Stability of backward propagation of chaos

TL;DR

This paper introduces a stability concept for the backward propagation of chaos in mean-field BSDEs, demonstrating convergence and continuity properties, with implications for numerical approximations of these stochastic systems.

Contribution

It establishes a formal notion of stability for backward propagation of chaos and analyzes its implications for convergence and numerical approximation of mean-field BSDEs.

Findings

Stability of backward propagation of chaos is characterized with respect to data set convergence.

Continuity properties of the propagation scheme are demonstrated.

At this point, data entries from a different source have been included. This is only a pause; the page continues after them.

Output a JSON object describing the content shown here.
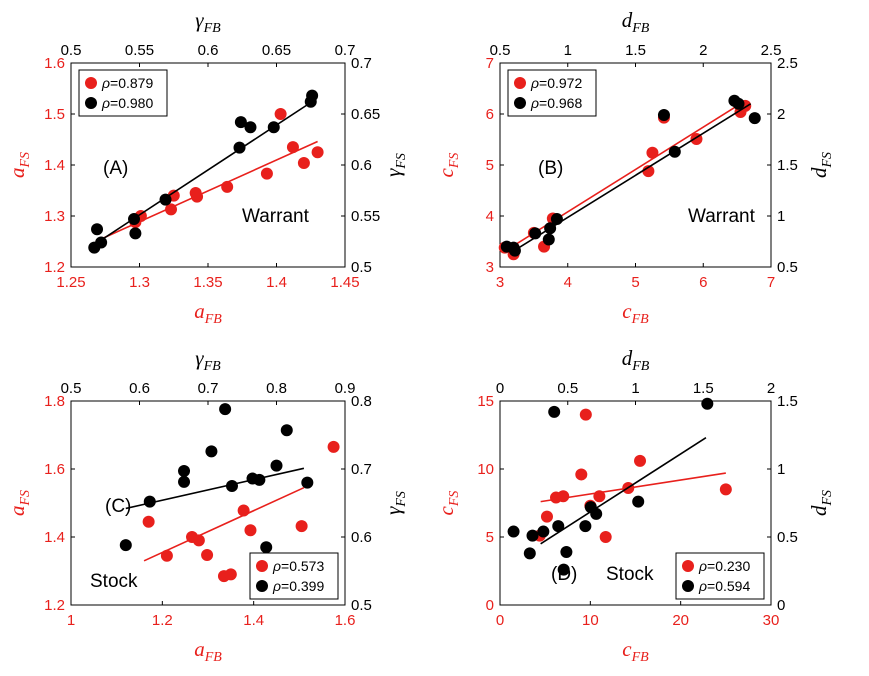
{
  "colors": {
    "red": "#e8201c",
    "black": "#000000",
    "frame": "#000000"
  },
  "chart_data": [
    {
      "type": "scatter",
      "panel_label": "(A)",
      "context_label": "Warrant",
      "bottom_axis": {
        "label_base": "a",
        "label_sub": "FB",
        "range": [
          1.25,
          1.45
        ],
        "ticks": [
          1.25,
          1.3,
          1.35,
          1.4,
          1.45
        ],
        "tick_labels": [
          "1.25",
          "1.3",
          "1.35",
          "1.4",
          "1.45"
        ]
      },
      "left_axis": {
        "label_base": "a",
        "label_sub": "FS",
        "range": [
          1.2,
          1.6
        ],
        "ticks": [
          1.2,
          1.3,
          1.4,
          1.5,
          1.6
        ],
        "tick_labels": [
          "1.2",
          "1.3",
          "1.4",
          "1.5",
          "1.6"
        ]
      },
      "top_axis": {
        "label_base": "γ",
        "label_sub": "FB",
        "range": [
          0.5,
          0.7
        ],
        "ticks": [
          0.5,
          0.55,
          0.6,
          0.65,
          0.7
        ],
        "tick_labels": [
          "0.5",
          "0.55",
          "0.6",
          "0.65",
          "0.7"
        ]
      },
      "right_axis": {
        "label_base": "γ",
        "label_sub": "FS",
        "range": [
          0.5,
          0.7
        ],
        "ticks": [
          0.5,
          0.55,
          0.6,
          0.65,
          0.7
        ],
        "tick_labels": [
          "0.5",
          "0.55",
          "0.6",
          "0.65",
          "0.7"
        ]
      },
      "legend": {
        "position": "top-left",
        "entries": [
          {
            "prefix": "ρ",
            "text": "=0.879",
            "color": "red"
          },
          {
            "prefix": "ρ",
            "text": "=0.980",
            "color": "black"
          }
        ]
      },
      "series": [
        {
          "color": "red",
          "axes": "bottom-left",
          "points": [
            [
              1.297,
              1.288
            ],
            [
              1.301,
              1.3
            ],
            [
              1.323,
              1.313
            ],
            [
              1.325,
              1.34
            ],
            [
              1.341,
              1.345
            ],
            [
              1.342,
              1.338
            ],
            [
              1.364,
              1.357
            ],
            [
              1.393,
              1.383
            ],
            [
              1.403,
              1.5
            ],
            [
              1.412,
              1.435
            ],
            [
              1.42,
              1.404
            ],
            [
              1.43,
              1.425
            ]
          ],
          "fit": [
            [
              1.268,
              1.25
            ],
            [
              1.43,
              1.446
            ]
          ]
        },
        {
          "color": "black",
          "axes": "top-right",
          "points": [
            [
              0.517,
              0.519
            ],
            [
              0.519,
              0.537
            ],
            [
              0.522,
              0.524
            ],
            [
              0.546,
              0.547
            ],
            [
              0.547,
              0.533
            ],
            [
              0.569,
              0.566
            ],
            [
              0.623,
              0.617
            ],
            [
              0.624,
              0.642
            ],
            [
              0.631,
              0.637
            ],
            [
              0.648,
              0.637
            ],
            [
              0.675,
              0.662
            ],
            [
              0.676,
              0.668
            ]
          ],
          "fit": [
            [
              0.517,
              0.522
            ],
            [
              0.677,
              0.663
            ]
          ]
        }
      ]
    },
    {
      "type": "scatter",
      "panel_label": "(B)",
      "context_label": "Warrant",
      "bottom_axis": {
        "label_base": "c",
        "label_sub": "FB",
        "range": [
          3,
          7
        ],
        "ticks": [
          3,
          4,
          5,
          6,
          7
        ],
        "tick_labels": [
          "3",
          "4",
          "5",
          "6",
          "7"
        ]
      },
      "left_axis": {
        "label_base": "c",
        "label_sub": "FS",
        "range": [
          3,
          7
        ],
        "ticks": [
          3,
          4,
          5,
          6,
          7
        ],
        "tick_labels": [
          "3",
          "4",
          "5",
          "6",
          "7"
        ]
      },
      "top_axis": {
        "label_base": "d",
        "label_sub": "FB",
        "range": [
          0.5,
          2.5
        ],
        "ticks": [
          0.5,
          1,
          1.5,
          2,
          2.5
        ],
        "tick_labels": [
          "0.5",
          "1",
          "1.5",
          "2",
          "2.5"
        ]
      },
      "right_axis": {
        "label_base": "d",
        "label_sub": "FS",
        "range": [
          0.5,
          2.5
        ],
        "ticks": [
          0.5,
          1,
          1.5,
          2,
          2.5
        ],
        "tick_labels": [
          "0.5",
          "1",
          "1.5",
          "2",
          "2.5"
        ]
      },
      "legend": {
        "position": "top-left",
        "entries": [
          {
            "prefix": "ρ",
            "text": "=0.972",
            "color": "red"
          },
          {
            "prefix": "ρ",
            "text": "=0.968",
            "color": "black"
          }
        ]
      },
      "series": [
        {
          "color": "red",
          "axes": "bottom-left",
          "points": [
            [
              3.07,
              3.38
            ],
            [
              3.2,
              3.25
            ],
            [
              3.21,
              3.35
            ],
            [
              3.5,
              3.67
            ],
            [
              3.65,
              3.4
            ],
            [
              3.78,
              3.95
            ],
            [
              5.19,
              4.88
            ],
            [
              5.25,
              5.24
            ],
            [
              5.42,
              5.93
            ],
            [
              5.9,
              5.51
            ],
            [
              6.55,
              6.04
            ],
            [
              6.62,
              6.16
            ]
          ],
          "fit": [
            [
              3.06,
              3.3
            ],
            [
              6.55,
              6.2
            ]
          ]
        },
        {
          "color": "black",
          "axes": "top-right",
          "points": [
            [
              0.55,
              0.7
            ],
            [
              0.61,
              0.66
            ],
            [
              0.6,
              0.69
            ],
            [
              0.76,
              0.83
            ],
            [
              0.86,
              0.77
            ],
            [
              0.87,
              0.88
            ],
            [
              0.92,
              0.97
            ],
            [
              1.71,
              1.99
            ],
            [
              1.79,
              1.63
            ],
            [
              2.23,
              2.13
            ],
            [
              2.26,
              2.1
            ],
            [
              2.38,
              1.96
            ]
          ],
          "fit": [
            [
              0.58,
              0.64
            ],
            [
              2.35,
              2.1
            ]
          ]
        }
      ]
    },
    {
      "type": "scatter",
      "panel_label": "(C)",
      "context_label": "Stock",
      "bottom_axis": {
        "label_base": "a",
        "label_sub": "FB",
        "range": [
          1,
          1.6
        ],
        "ticks": [
          1,
          1.2,
          1.4,
          1.6
        ],
        "tick_labels": [
          "1",
          "1.2",
          "1.4",
          "1.6"
        ]
      },
      "left_axis": {
        "label_base": "a",
        "label_sub": "FS",
        "range": [
          1.2,
          1.8
        ],
        "ticks": [
          1.2,
          1.4,
          1.6,
          1.8
        ],
        "tick_labels": [
          "1.2",
          "1.4",
          "1.6",
          "1.8"
        ]
      },
      "top_axis": {
        "label_base": "γ",
        "label_sub": "FB",
        "range": [
          0.5,
          0.9
        ],
        "ticks": [
          0.5,
          0.6,
          0.7,
          0.8,
          0.9
        ],
        "tick_labels": [
          "0.5",
          "0.6",
          "0.7",
          "0.8",
          "0.9"
        ]
      },
      "right_axis": {
        "label_base": "γ",
        "label_sub": "FS",
        "range": [
          0.5,
          0.8
        ],
        "ticks": [
          0.5,
          0.6,
          0.7,
          0.8
        ],
        "tick_labels": [
          "0.5",
          "0.6",
          "0.7",
          "0.8"
        ]
      },
      "legend": {
        "position": "bottom-right",
        "entries": [
          {
            "prefix": "ρ",
            "text": "=0.573",
            "color": "red"
          },
          {
            "prefix": "ρ",
            "text": "=0.399",
            "color": "black"
          }
        ]
      },
      "series": [
        {
          "color": "red",
          "axes": "bottom-left",
          "points": [
            [
              1.17,
              1.445
            ],
            [
              1.21,
              1.345
            ],
            [
              1.265,
              1.4
            ],
            [
              1.28,
              1.39
            ],
            [
              1.298,
              1.347
            ],
            [
              1.335,
              1.285
            ],
            [
              1.35,
              1.29
            ],
            [
              1.378,
              1.478
            ],
            [
              1.393,
              1.42
            ],
            [
              1.505,
              1.432
            ],
            [
              1.575,
              1.665
            ]
          ],
          "fit": [
            [
              1.16,
              1.33
            ],
            [
              1.51,
              1.545
            ]
          ]
        },
        {
          "color": "black",
          "axes": "top-right",
          "points": [
            [
              0.58,
              0.588
            ],
            [
              0.615,
              0.652
            ],
            [
              0.665,
              0.697
            ],
            [
              0.665,
              0.681
            ],
            [
              0.705,
              0.726
            ],
            [
              0.725,
              0.788
            ],
            [
              0.735,
              0.675
            ],
            [
              0.765,
              0.686
            ],
            [
              0.775,
              0.684
            ],
            [
              0.785,
              0.585
            ],
            [
              0.8,
              0.705
            ],
            [
              0.815,
              0.757
            ],
            [
              0.845,
              0.68
            ]
          ],
          "fit": [
            [
              0.58,
              0.642
            ],
            [
              0.84,
              0.701
            ]
          ]
        }
      ]
    },
    {
      "type": "scatter",
      "panel_label": "(D)",
      "context_label": "Stock",
      "bottom_axis": {
        "label_base": "c",
        "label_sub": "FB",
        "range": [
          0,
          30
        ],
        "ticks": [
          0,
          10,
          20,
          30
        ],
        "tick_labels": [
          "0",
          "10",
          "20",
          "30"
        ]
      },
      "left_axis": {
        "label_base": "c",
        "label_sub": "FS",
        "range": [
          0,
          15
        ],
        "ticks": [
          0,
          5,
          10,
          15
        ],
        "tick_labels": [
          "0",
          "5",
          "10",
          "15"
        ]
      },
      "top_axis": {
        "label_base": "d",
        "label_sub": "FB",
        "range": [
          0,
          2
        ],
        "ticks": [
          0,
          0.5,
          1,
          1.5,
          2
        ],
        "tick_labels": [
          "0",
          "0.5",
          "1",
          "1.5",
          "2"
        ]
      },
      "right_axis": {
        "label_base": "d",
        "label_sub": "FS",
        "range": [
          0,
          1.5
        ],
        "ticks": [
          0,
          0.5,
          1,
          1.5
        ],
        "tick_labels": [
          "0",
          "0.5",
          "1",
          "1.5"
        ]
      },
      "legend": {
        "position": "bottom-right",
        "entries": [
          {
            "prefix": "ρ",
            "text": "=0.230",
            "color": "red"
          },
          {
            "prefix": "ρ",
            "text": "=0.594",
            "color": "black"
          }
        ]
      },
      "series": [
        {
          "color": "red",
          "axes": "bottom-left",
          "points": [
            [
              4.4,
              5.1
            ],
            [
              5.2,
              6.5
            ],
            [
              6.2,
              7.9
            ],
            [
              7.0,
              8.0
            ],
            [
              9.0,
              9.6
            ],
            [
              9.5,
              14.0
            ],
            [
              10.0,
              7.3
            ],
            [
              11.0,
              8.0
            ],
            [
              11.7,
              5.0
            ],
            [
              14.2,
              8.6
            ],
            [
              15.5,
              10.6
            ],
            [
              25.0,
              8.5
            ]
          ],
          "fit": [
            [
              4.5,
              7.6
            ],
            [
              25.0,
              9.7
            ]
          ]
        },
        {
          "color": "black",
          "axes": "top-right",
          "points": [
            [
              0.1,
              0.54
            ],
            [
              0.22,
              0.38
            ],
            [
              0.24,
              0.51
            ],
            [
              0.32,
              0.54
            ],
            [
              0.4,
              1.42
            ],
            [
              0.43,
              0.58
            ],
            [
              0.47,
              0.26
            ],
            [
              0.49,
              0.39
            ],
            [
              0.63,
              0.58
            ],
            [
              0.67,
              0.72
            ],
            [
              0.71,
              0.67
            ],
            [
              1.02,
              0.76
            ],
            [
              1.53,
              1.48
            ]
          ],
          "fit": [
            [
              0.3,
              0.45
            ],
            [
              1.52,
              1.23
            ]
          ]
        }
      ]
    }
  ]
}
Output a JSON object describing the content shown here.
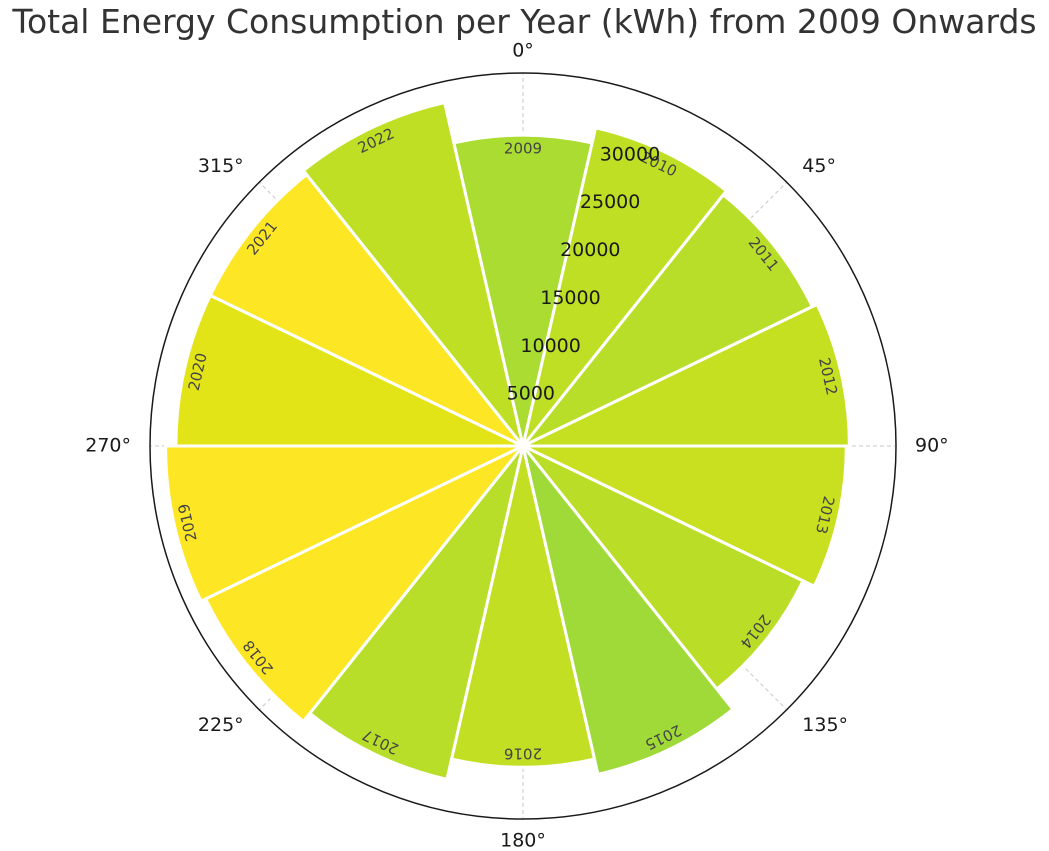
{
  "chart_data": {
    "type": "polar-bar",
    "title": "Total Energy Consumption per Year (kWh) from 2009 Onwards",
    "angle_tick_labels": [
      "0°",
      "45°",
      "90°",
      "135°",
      "180°",
      "225°",
      "270°",
      "315°"
    ],
    "radial_ticks": [
      5000,
      10000,
      15000,
      20000,
      25000,
      30000
    ],
    "radial_tick_labels": [
      "5000",
      "10000",
      "15000",
      "20000",
      "25000",
      "30000"
    ],
    "rlim": [
      0,
      36000
    ],
    "grid": true,
    "direction": "clockwise",
    "zero_location": "top",
    "bars": [
      {
        "year": "2009",
        "value": 30000,
        "color": "#aadc32"
      },
      {
        "year": "2010",
        "value": 31500,
        "color": "#bfdf24"
      },
      {
        "year": "2011",
        "value": 31000,
        "color": "#b8de29"
      },
      {
        "year": "2012",
        "value": 31500,
        "color": "#c5df21"
      },
      {
        "year": "2013",
        "value": 31200,
        "color": "#c8e020"
      },
      {
        "year": "2014",
        "value": 30000,
        "color": "#bade28"
      },
      {
        "year": "2015",
        "value": 32500,
        "color": "#a0da39"
      },
      {
        "year": "2016",
        "value": 31000,
        "color": "#c2df23"
      },
      {
        "year": "2017",
        "value": 33000,
        "color": "#b8de29"
      },
      {
        "year": "2018",
        "value": 34000,
        "color": "#fde725"
      },
      {
        "year": "2019",
        "value": 34500,
        "color": "#fde725"
      },
      {
        "year": "2020",
        "value": 33500,
        "color": "#e2e418"
      },
      {
        "year": "2021",
        "value": 33500,
        "color": "#fde725"
      },
      {
        "year": "2022",
        "value": 34000,
        "color": "#bfdf24"
      }
    ]
  }
}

Stability results for mean-field and McKean-Vlasov BSDEs are provided.

Abstract

The purpose of the present paper is to introduce and establish a notion of stability for the backward propagation of chaos with respect to (initial) data sets. Consider, for example, a sequence of discrete-time martingales converging to a continuous-time limit, and a system of mean-field BSDEs that satisfies the backward propagation of chaos, i.e. converges to a sequence of i.i.d. McKean-Vlasov BSDEs. Then, we say that the backward propagation of chaos is stable if the system of mean-field BSDEs driven by the discrete-time martingales converges to the sequence of McKean-Vlasov BSDEs driven by the continuous-time limit. We consider the convergence scheme of the backward propagation of chaos as the image of the corresponding data set under which this scheme is established. Then, using an appropriate notion of convergence for data sets, we are able to show a variety of continuity properties for this functional point of view. Along the way, we also provide stability results for mean-field and McKean-Vlasov BSDEs, which are of interest in their own right, for numerical approximations of these equations.